« La souffrance vient de la perte de sens »

Pour la sociologue Fabienne Hanique*,
le mal-être provient en majorité
d’un conflit
de valeurs,
d’un sentiment d’insuffisance ou d’échec
et d’exigences contradictoires

Pauline Graulle  • 4 octobre 2007 abonné·es

Est-il difficile d’évaluer la pénibilité aujourd’hui ?
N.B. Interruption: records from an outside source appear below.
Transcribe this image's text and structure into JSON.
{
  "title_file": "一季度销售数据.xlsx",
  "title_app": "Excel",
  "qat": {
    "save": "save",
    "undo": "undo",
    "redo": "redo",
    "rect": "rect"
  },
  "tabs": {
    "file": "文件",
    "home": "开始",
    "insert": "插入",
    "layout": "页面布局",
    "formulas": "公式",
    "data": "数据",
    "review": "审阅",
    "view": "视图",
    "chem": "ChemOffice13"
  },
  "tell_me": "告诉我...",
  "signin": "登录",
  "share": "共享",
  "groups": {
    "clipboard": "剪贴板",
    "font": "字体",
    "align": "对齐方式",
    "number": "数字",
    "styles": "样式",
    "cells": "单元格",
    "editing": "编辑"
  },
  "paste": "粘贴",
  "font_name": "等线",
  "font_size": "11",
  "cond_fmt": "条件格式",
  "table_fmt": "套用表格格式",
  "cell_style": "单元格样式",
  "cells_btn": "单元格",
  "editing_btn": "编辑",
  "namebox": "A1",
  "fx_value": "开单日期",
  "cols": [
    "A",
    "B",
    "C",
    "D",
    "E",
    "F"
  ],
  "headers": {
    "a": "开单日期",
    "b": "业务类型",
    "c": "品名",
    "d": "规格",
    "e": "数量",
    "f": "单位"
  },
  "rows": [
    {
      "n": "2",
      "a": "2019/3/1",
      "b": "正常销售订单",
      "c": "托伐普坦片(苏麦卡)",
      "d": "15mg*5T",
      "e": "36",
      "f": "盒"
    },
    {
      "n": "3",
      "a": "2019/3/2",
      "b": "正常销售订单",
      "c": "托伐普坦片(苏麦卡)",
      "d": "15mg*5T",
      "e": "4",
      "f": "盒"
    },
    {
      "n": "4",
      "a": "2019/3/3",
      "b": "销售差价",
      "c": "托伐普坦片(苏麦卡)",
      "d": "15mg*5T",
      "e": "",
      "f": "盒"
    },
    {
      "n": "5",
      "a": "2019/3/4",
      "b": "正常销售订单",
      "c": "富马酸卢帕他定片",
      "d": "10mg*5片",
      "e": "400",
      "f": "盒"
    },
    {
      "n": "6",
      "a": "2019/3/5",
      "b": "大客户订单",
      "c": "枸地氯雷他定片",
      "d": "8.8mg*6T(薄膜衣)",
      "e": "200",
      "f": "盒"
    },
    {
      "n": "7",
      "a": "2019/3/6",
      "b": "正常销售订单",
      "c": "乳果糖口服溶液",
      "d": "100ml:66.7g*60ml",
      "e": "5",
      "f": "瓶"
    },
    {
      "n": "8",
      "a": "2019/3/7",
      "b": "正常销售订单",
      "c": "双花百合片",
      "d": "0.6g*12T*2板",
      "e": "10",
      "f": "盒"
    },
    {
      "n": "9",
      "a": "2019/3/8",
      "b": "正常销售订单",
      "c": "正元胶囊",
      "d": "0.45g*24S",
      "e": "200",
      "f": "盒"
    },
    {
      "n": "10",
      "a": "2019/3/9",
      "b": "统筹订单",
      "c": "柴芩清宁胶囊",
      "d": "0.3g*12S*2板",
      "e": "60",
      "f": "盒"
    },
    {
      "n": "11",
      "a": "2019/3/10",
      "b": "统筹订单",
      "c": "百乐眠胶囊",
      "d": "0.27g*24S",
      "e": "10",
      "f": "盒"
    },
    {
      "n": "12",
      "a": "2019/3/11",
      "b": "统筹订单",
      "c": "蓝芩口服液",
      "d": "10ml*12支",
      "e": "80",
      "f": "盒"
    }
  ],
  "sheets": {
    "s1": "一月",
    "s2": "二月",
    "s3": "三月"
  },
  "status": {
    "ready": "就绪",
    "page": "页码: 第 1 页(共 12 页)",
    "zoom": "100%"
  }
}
Fabienne Hanique : Si l’on se réfère à l’imaginaire dominant de la pénibilité, qui s’est fondé sur le modèle du monde industriel ouvrier, alors, certes, elle est difficile à « voir ». Par exemple, construire des voitures dans les années 1970, c’était de la poussière, du bruit… Maintenant, l’environnement de la production ressemble davantage à un laboratoire : c’est propre, les salariés ont des gants, etc. Il y a eu une esthétisation du monde du travail. Mais ce qu’on ne voit pas, c’est l’intensification de la cadence. La pénibilité n’a pas disparu, bien au contraire, mais elle ne coïncide plus avec nos représentations préconstruites. À partir du moment où l’emploi s’est tertiarisé en France, et qu’on a vu l’augmentation significative du nombre de « cols blancs » sur le marché (dans les années 1960, près d’un actif sur deux était ouvrier ; aujourd’hui, 70 % de la population travaillent dans le secteur tertiaire), on ne peut plus utiliser les mêmes référents pour penser la pénibilité.

Où se niche-t-elle maintenant ?

Dans l’organisation même du travail. Celle-ci ne se contente plus de mobiliser les compétences techniques et cognitives du salarié ­ le savoir-faire ­, mais exige qu’il « s’investisse », qu’il fasse preuve d’adaptabilité, de polyvalence, de flexibilité… Elle mobilise le « savoir-être ». Et cela vaut pour les cadres supérieurs comme pour les prétendus exécutants. Dans le même temps, on note un retrait de la prescription du travail portant sur les modalités du faire, au profit d’une intensification du contrôle sur les objectifs. Autrement dit, les entreprises demandent aux travailleurs de réaliser des objectifs, mais ne leur donnent pas nécessairement les moyens pour les atteindre : « Débrouillez-vous pour faire ce qui est attendu » , disent-elles implicitement.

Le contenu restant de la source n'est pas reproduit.